More utilization near-term, better planning and investments long-term
The report said the coming increase in costs will show up in a number of ways: some of the deferred treatments in 2020 will lead to more serious illness—such as cancer cases being diagnosed at stage 3, when an earlier screening might have caught the cancer at stage 1. In addition, COVID-19 costs to test, treat, and vaccinate will continue. Finally, costs for mental health and substance use treatment are expected to remain high, and population health will be worse overall.
At the same time, health providers will be working to be better prepared for the next pandemic. Supply chain issues will be top-of-mind for many in the health care industry, and new forecasting tools, increased wages, PPE spending, and infrastructure changes will likely bring increased costs as well.
Providers and health systems are also likely to lean into new technology as a way to create efficiencies, the report said, with remote work, automation, and cloud technology all getting more attention from health companies. HRI predicts this will have a dampening effect on cost increases overall.
Consumers will push for change
The report noted that just as remote work has sparked employee demand for change, remote care and other lessons from the pandemic will have a big impact on consumer expectations. “The pandemic prompted many consumers to embrace virtual care, retail clinics, and other alternative sites of care, in some cases in place of a visit to the emergency department,” the report said. “HRI expects this adoption of lower-cost sites will drive lower spending in 2022.”
Health systems are also likely to try to enhance their relationship with patients and consumers by investing more in digital tools and analytic capabilities, the report said.

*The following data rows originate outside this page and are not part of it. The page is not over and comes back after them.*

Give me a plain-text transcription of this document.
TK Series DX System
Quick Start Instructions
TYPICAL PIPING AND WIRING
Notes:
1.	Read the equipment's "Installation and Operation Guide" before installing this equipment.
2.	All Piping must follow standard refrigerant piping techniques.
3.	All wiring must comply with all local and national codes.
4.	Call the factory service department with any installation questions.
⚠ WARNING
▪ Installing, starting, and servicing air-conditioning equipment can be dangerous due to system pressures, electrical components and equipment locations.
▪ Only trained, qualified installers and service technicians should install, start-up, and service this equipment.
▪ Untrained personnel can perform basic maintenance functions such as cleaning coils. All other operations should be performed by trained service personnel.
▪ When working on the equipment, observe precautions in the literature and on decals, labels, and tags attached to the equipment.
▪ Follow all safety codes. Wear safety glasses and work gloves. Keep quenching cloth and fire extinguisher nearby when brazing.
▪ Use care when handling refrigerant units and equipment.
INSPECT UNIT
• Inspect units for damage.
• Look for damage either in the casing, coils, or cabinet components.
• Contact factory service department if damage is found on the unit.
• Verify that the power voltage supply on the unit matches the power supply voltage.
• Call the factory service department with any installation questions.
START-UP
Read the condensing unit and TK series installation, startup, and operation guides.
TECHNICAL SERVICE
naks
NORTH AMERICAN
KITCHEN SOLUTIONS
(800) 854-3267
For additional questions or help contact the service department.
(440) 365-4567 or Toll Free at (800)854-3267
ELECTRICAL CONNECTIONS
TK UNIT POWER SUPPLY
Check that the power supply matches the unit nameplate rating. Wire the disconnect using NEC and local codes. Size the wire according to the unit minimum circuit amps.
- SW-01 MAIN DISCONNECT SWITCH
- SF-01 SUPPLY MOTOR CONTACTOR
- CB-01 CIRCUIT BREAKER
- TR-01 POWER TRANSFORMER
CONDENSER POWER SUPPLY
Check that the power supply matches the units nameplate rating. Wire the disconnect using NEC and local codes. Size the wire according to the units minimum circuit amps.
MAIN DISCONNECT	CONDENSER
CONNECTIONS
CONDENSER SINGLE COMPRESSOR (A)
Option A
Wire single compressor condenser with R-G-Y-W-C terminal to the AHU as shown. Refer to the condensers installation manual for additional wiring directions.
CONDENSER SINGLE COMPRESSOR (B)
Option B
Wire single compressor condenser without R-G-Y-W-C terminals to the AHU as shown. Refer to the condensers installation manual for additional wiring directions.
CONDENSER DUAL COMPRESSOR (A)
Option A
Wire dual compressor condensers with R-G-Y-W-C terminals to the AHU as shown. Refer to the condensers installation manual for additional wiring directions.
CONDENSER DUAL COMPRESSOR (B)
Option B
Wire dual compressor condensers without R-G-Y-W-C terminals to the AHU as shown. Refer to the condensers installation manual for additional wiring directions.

Finally, the ongoing diversity, equity, and inclusion movement in the U.S. is having an impact on how people think about health care and health care spending. Providers are more aware than ever of how racial inequities affect health care, and businesses are feeling pressure from employees to do something in this area. The report noted that a Business Group on Health survey found that 78% of large employers prioritized DEI as part of their health and well-being strategies, and 56% percent of large employers said they have worked to identify health inequities in their benefits or care delivery.